The FAA's Brown told FoxNews.com there is a thorough process in place to identify possible risks to the new system.
"The air traffic system is based on redundancies to ensure safe operations. The FAA plans to maintain about half of the current network of secondary radars as a backup ... in the unlikely event it is needed," she said.
One challenge raised by Haines's findings: encrypting the information would be a management nightmare that could cause even more problems. So what to do?
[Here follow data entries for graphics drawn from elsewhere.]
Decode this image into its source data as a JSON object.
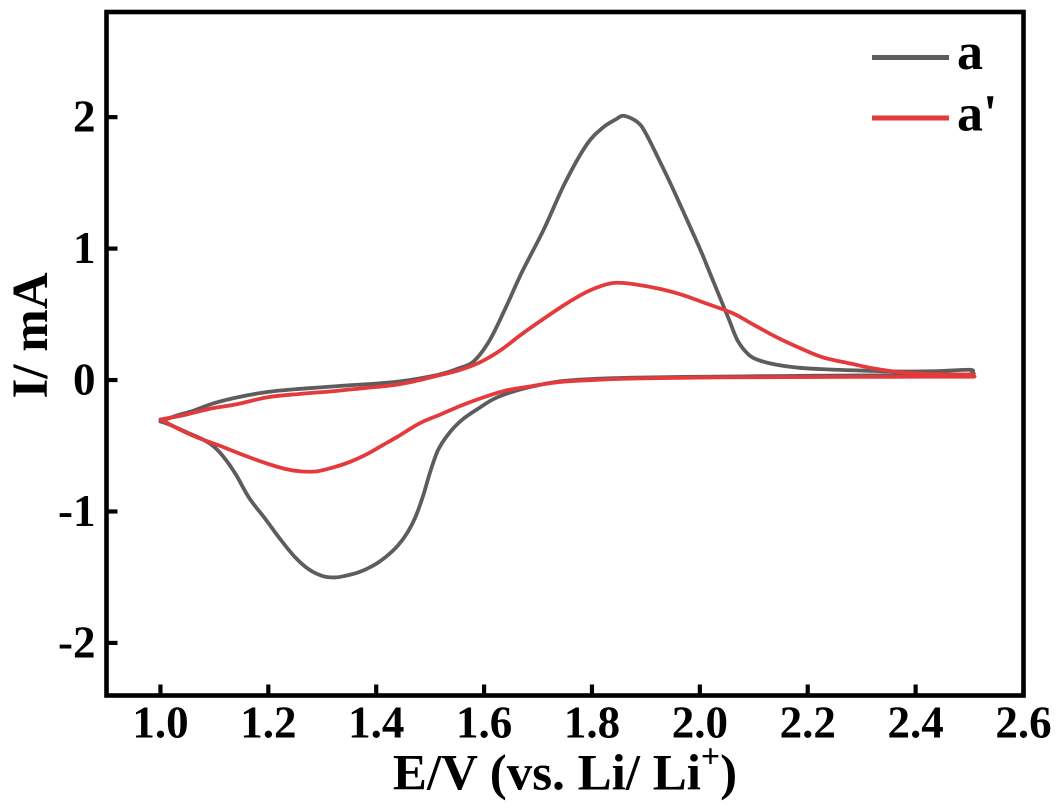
{
  "figure": {
    "background_color": "#ffffff",
    "frame_color": "#000000"
  },
  "chart_data": {
    "type": "line",
    "subtype": "cyclic-voltammogram",
    "title": "",
    "xlabel": "E/V (vs. Li/ Li+)",
    "xlabel_parts": {
      "prefix": "E/V (vs. Li/ Li",
      "sup": "+",
      "suffix": ")"
    },
    "ylabel": "I/ mA",
    "xlim": [
      0.9,
      2.6
    ],
    "ylim": [
      -2.4,
      2.8
    ],
    "xtick_values": [
      1.0,
      1.2,
      1.4,
      1.6,
      1.8,
      2.0,
      2.2,
      2.4,
      2.6
    ],
    "xtick_labels": [
      "1.0",
      "1.2",
      "1.4",
      "1.6",
      "1.8",
      "2.0",
      "2.2",
      "2.4",
      "2.6"
    ],
    "ytick_values": [
      -2,
      -1,
      0,
      1,
      2
    ],
    "ytick_labels": [
      "-2",
      "-1",
      "0",
      "1",
      "2"
    ],
    "grid": false,
    "tick_direction": "in",
    "legend": {
      "position": "upper right",
      "entries": [
        {
          "label": "a",
          "color": "#5d5d5d"
        },
        {
          "label": "a'",
          "color": "#e43a3c"
        }
      ]
    },
    "series": [
      {
        "name": "a",
        "color": "#5d5d5d",
        "description": "CV loop: anodic peak 2.0 mA at 1.86 V, cathodic peak -1.50 mA at 1.33 V, scan 1.0 to 2.5 V",
        "points": [
          [
            1.0,
            -0.315
          ],
          [
            1.03,
            -0.27
          ],
          [
            1.06,
            -0.235
          ],
          [
            1.1,
            -0.175
          ],
          [
            1.15,
            -0.125
          ],
          [
            1.2,
            -0.09
          ],
          [
            1.25,
            -0.07
          ],
          [
            1.3,
            -0.055
          ],
          [
            1.35,
            -0.04
          ],
          [
            1.4,
            -0.027
          ],
          [
            1.44,
            -0.012
          ],
          [
            1.48,
            0.012
          ],
          [
            1.52,
            0.045
          ],
          [
            1.55,
            0.085
          ],
          [
            1.58,
            0.14
          ],
          [
            1.61,
            0.3
          ],
          [
            1.64,
            0.55
          ],
          [
            1.67,
            0.82
          ],
          [
            1.71,
            1.14
          ],
          [
            1.75,
            1.5
          ],
          [
            1.79,
            1.79
          ],
          [
            1.82,
            1.92
          ],
          [
            1.845,
            1.985
          ],
          [
            1.86,
            2.01
          ],
          [
            1.885,
            1.96
          ],
          [
            1.9,
            1.875
          ],
          [
            1.925,
            1.67
          ],
          [
            1.945,
            1.5
          ],
          [
            1.965,
            1.32
          ],
          [
            2.0,
            1.0
          ],
          [
            2.02,
            0.8
          ],
          [
            2.04,
            0.6
          ],
          [
            2.055,
            0.45
          ],
          [
            2.07,
            0.3
          ],
          [
            2.09,
            0.195
          ],
          [
            2.11,
            0.15
          ],
          [
            2.14,
            0.118
          ],
          [
            2.18,
            0.095
          ],
          [
            2.23,
            0.082
          ],
          [
            2.3,
            0.072
          ],
          [
            2.38,
            0.065
          ],
          [
            2.44,
            0.068
          ],
          [
            2.5,
            0.078
          ],
          [
            2.505,
            0.06
          ],
          [
            2.5,
            0.042
          ],
          [
            2.42,
            0.038
          ],
          [
            2.32,
            0.035
          ],
          [
            2.2,
            0.032
          ],
          [
            2.08,
            0.028
          ],
          [
            1.97,
            0.024
          ],
          [
            1.88,
            0.018
          ],
          [
            1.8,
            0.008
          ],
          [
            1.74,
            -0.01
          ],
          [
            1.7,
            -0.04
          ],
          [
            1.66,
            -0.08
          ],
          [
            1.62,
            -0.14
          ],
          [
            1.59,
            -0.215
          ],
          [
            1.56,
            -0.3
          ],
          [
            1.535,
            -0.405
          ],
          [
            1.515,
            -0.53
          ],
          [
            1.5,
            -0.7
          ],
          [
            1.487,
            -0.88
          ],
          [
            1.473,
            -1.04
          ],
          [
            1.458,
            -1.16
          ],
          [
            1.44,
            -1.26
          ],
          [
            1.418,
            -1.345
          ],
          [
            1.395,
            -1.41
          ],
          [
            1.368,
            -1.462
          ],
          [
            1.34,
            -1.492
          ],
          [
            1.322,
            -1.502
          ],
          [
            1.3,
            -1.49
          ],
          [
            1.275,
            -1.44
          ],
          [
            1.25,
            -1.35
          ],
          [
            1.222,
            -1.21
          ],
          [
            1.195,
            -1.06
          ],
          [
            1.165,
            -0.9
          ],
          [
            1.14,
            -0.72
          ],
          [
            1.12,
            -0.6
          ],
          [
            1.1,
            -0.51
          ],
          [
            1.08,
            -0.455
          ],
          [
            1.05,
            -0.4
          ],
          [
            1.02,
            -0.345
          ],
          [
            1.0,
            -0.315
          ]
        ]
      },
      {
        "name": "a'",
        "color": "#e43a3c",
        "description": "CV loop: anodic peak 0.74 mA at 1.85 V, cathodic peak -0.70 mA at 1.29 V, scan 1.0 to 2.5 V",
        "points": [
          [
            1.0,
            -0.3
          ],
          [
            1.04,
            -0.27
          ],
          [
            1.09,
            -0.22
          ],
          [
            1.14,
            -0.185
          ],
          [
            1.2,
            -0.13
          ],
          [
            1.26,
            -0.105
          ],
          [
            1.32,
            -0.085
          ],
          [
            1.38,
            -0.06
          ],
          [
            1.43,
            -0.04
          ],
          [
            1.47,
            -0.01
          ],
          [
            1.51,
            0.03
          ],
          [
            1.55,
            0.07
          ],
          [
            1.59,
            0.13
          ],
          [
            1.63,
            0.225
          ],
          [
            1.67,
            0.35
          ],
          [
            1.71,
            0.465
          ],
          [
            1.75,
            0.575
          ],
          [
            1.79,
            0.67
          ],
          [
            1.82,
            0.72
          ],
          [
            1.845,
            0.74
          ],
          [
            1.88,
            0.728
          ],
          [
            1.93,
            0.69
          ],
          [
            1.97,
            0.645
          ],
          [
            2.01,
            0.585
          ],
          [
            2.06,
            0.51
          ],
          [
            2.1,
            0.42
          ],
          [
            2.145,
            0.32
          ],
          [
            2.19,
            0.235
          ],
          [
            2.23,
            0.17
          ],
          [
            2.28,
            0.125
          ],
          [
            2.32,
            0.09
          ],
          [
            2.37,
            0.06
          ],
          [
            2.43,
            0.045
          ],
          [
            2.5,
            0.042
          ],
          [
            2.505,
            0.032
          ],
          [
            2.5,
            0.025
          ],
          [
            2.4,
            0.025
          ],
          [
            2.28,
            0.024
          ],
          [
            2.16,
            0.022
          ],
          [
            2.04,
            0.02
          ],
          [
            1.94,
            0.016
          ],
          [
            1.86,
            0.01
          ],
          [
            1.8,
            0.0
          ],
          [
            1.74,
            -0.015
          ],
          [
            1.69,
            -0.045
          ],
          [
            1.64,
            -0.08
          ],
          [
            1.6,
            -0.13
          ],
          [
            1.56,
            -0.19
          ],
          [
            1.52,
            -0.26
          ],
          [
            1.48,
            -0.33
          ],
          [
            1.44,
            -0.43
          ],
          [
            1.41,
            -0.5
          ],
          [
            1.38,
            -0.57
          ],
          [
            1.35,
            -0.625
          ],
          [
            1.32,
            -0.665
          ],
          [
            1.29,
            -0.695
          ],
          [
            1.26,
            -0.695
          ],
          [
            1.23,
            -0.675
          ],
          [
            1.19,
            -0.625
          ],
          [
            1.15,
            -0.565
          ],
          [
            1.11,
            -0.5
          ],
          [
            1.07,
            -0.44
          ],
          [
            1.04,
            -0.385
          ],
          [
            1.0,
            -0.3
          ]
        ]
      }
    ]
  }
}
“You can use [these findings] to educate traffic controllers and pilots,” he told FoxNews.com. “Maybe we should build some protocols to flag things on the ‘weirdo’ meter. If you get 50 extra flights, that’s probably not a technical glitch. It’s someone attacking you. Call the guys with the jackboots and guns.”
“For the longest time it was, oh it’s too expensive, you need specialized hardware. Now with software-defined radios and technology that has come so far, I don’t need half an airplane cockpit to talk to this this stuff.”